GO-GO
À CHOCOLATE CITY
un texte de PureBakingSoda
Le 16 mai 2012, D.C. a pleuré le dernier souffle du Godfather of Go-Go. De son vrai nom Chuck Brown, ce vieil afro-américain toujours enjoué et caché derrière une grande paire de lunettes noires, était le créateur d’un genre musical aux rythmes syncopés et gorgés de percussions, le Go-Go. Depuis les années 70, ce gumbo funk et festif est roi à Washington, et les foules se ruent dans les clubs sous terrains pour danser et chanter aux rythmes de ses superpositions de congas et de timbales.

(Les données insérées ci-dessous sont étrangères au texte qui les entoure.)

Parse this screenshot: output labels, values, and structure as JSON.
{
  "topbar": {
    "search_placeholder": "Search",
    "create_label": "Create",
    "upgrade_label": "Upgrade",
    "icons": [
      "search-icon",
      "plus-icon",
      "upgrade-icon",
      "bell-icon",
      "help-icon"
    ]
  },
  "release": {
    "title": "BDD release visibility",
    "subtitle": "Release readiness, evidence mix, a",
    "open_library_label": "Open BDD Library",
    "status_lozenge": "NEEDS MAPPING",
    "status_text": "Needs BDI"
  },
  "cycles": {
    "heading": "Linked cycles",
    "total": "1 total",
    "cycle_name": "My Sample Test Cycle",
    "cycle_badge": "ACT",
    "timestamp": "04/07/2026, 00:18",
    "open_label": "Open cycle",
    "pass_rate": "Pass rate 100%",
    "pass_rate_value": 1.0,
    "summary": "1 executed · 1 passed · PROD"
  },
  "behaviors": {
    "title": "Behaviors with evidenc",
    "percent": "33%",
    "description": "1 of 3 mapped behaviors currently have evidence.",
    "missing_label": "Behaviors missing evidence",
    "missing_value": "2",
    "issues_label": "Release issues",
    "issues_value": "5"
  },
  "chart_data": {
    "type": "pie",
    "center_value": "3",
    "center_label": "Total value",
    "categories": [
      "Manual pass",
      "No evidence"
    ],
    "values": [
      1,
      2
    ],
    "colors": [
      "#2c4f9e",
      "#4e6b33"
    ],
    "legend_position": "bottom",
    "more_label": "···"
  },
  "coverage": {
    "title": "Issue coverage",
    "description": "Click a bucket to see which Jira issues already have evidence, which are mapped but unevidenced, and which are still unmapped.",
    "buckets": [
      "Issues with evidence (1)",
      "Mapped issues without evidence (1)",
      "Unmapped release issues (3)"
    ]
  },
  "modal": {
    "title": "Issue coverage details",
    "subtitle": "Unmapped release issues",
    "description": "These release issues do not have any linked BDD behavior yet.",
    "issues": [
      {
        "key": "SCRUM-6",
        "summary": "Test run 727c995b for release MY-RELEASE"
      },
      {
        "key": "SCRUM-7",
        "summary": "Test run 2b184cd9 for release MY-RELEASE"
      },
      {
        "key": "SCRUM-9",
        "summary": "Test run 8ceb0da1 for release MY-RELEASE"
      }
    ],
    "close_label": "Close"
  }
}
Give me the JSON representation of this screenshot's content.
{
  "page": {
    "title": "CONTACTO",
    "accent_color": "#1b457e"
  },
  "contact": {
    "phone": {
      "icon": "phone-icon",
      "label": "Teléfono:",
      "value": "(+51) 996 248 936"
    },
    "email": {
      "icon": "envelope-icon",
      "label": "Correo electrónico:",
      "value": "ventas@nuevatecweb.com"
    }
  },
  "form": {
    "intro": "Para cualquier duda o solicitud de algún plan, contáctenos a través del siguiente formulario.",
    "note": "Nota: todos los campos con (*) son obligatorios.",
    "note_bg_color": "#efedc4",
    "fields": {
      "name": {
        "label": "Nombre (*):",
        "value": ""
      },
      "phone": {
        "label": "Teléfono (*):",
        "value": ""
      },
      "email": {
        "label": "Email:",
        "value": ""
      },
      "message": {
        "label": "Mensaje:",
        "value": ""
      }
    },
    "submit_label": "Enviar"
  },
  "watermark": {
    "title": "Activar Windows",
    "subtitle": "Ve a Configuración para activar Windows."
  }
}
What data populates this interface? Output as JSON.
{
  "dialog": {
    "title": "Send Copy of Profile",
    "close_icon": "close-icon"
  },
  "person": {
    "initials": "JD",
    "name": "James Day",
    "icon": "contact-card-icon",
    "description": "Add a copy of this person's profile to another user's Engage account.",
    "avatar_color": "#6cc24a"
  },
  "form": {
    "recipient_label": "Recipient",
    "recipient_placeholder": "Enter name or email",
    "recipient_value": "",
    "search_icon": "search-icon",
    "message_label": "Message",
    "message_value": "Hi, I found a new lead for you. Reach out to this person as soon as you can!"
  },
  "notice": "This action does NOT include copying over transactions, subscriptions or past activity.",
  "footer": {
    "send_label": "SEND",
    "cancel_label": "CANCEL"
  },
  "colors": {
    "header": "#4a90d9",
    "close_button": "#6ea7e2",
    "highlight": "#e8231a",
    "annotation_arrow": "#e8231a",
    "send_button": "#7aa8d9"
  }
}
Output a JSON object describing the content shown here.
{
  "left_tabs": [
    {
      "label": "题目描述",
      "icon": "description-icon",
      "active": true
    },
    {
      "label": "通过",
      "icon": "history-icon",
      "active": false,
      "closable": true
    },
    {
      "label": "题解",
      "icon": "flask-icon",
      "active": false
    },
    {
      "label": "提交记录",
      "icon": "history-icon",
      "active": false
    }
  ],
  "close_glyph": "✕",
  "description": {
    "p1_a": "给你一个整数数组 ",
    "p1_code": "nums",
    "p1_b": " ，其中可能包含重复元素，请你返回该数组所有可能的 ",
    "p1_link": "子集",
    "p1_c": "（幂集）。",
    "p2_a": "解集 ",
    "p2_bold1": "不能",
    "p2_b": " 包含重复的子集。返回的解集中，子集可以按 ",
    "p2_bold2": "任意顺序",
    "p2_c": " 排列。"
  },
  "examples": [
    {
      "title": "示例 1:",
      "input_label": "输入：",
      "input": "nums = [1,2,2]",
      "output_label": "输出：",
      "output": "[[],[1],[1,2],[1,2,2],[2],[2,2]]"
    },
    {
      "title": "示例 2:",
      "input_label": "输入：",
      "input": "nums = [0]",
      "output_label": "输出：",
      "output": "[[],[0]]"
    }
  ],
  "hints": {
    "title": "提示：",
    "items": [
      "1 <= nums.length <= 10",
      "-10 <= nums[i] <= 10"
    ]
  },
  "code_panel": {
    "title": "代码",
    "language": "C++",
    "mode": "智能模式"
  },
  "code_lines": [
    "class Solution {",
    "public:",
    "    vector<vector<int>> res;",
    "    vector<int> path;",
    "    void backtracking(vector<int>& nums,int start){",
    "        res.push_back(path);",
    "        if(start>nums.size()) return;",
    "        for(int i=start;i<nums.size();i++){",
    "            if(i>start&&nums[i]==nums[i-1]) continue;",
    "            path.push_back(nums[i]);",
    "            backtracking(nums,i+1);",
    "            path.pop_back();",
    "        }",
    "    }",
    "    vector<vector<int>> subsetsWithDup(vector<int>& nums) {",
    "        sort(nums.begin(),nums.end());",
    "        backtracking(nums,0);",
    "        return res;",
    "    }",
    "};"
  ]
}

Charles Louis « Chuck » Brown est né en 1939 à Gaston, en Caroline du Nord. C’est à l’église qu’on lui enseigne à jouer du piano, puis en prison qu’il apprend la guitare. Dans les rues de D.C., il gagne un temps sa vie en cirant des mocassins et en servant de sparring-partner aux boxeurs semi pros de la ville. Mais sur les conseils de ses anciens compagnons de cellule, qui appréciaient beaucoup son pincé de cordes, Chuck essaie en parallèle de se lancer dans la musique.
Au début des années 60, il trimballe guitare et chapeaux de groupe en groupe, notamment dans celui de son ami Joe Manley, leader des Los Latinos. Ces derniers se sont fait spécialistes en reprises du Top 50. Leur truc, c’est d’adapter les tubes pop aux goûts de leur public, essentiellement latino-américain, en y ajoutant des cors, des claviers et des marimbas. Au cours des mois passés avec Joe Manley et son groupe, Brown va trouver sa voix et le fond de sauce d’où émergera le Go-Go.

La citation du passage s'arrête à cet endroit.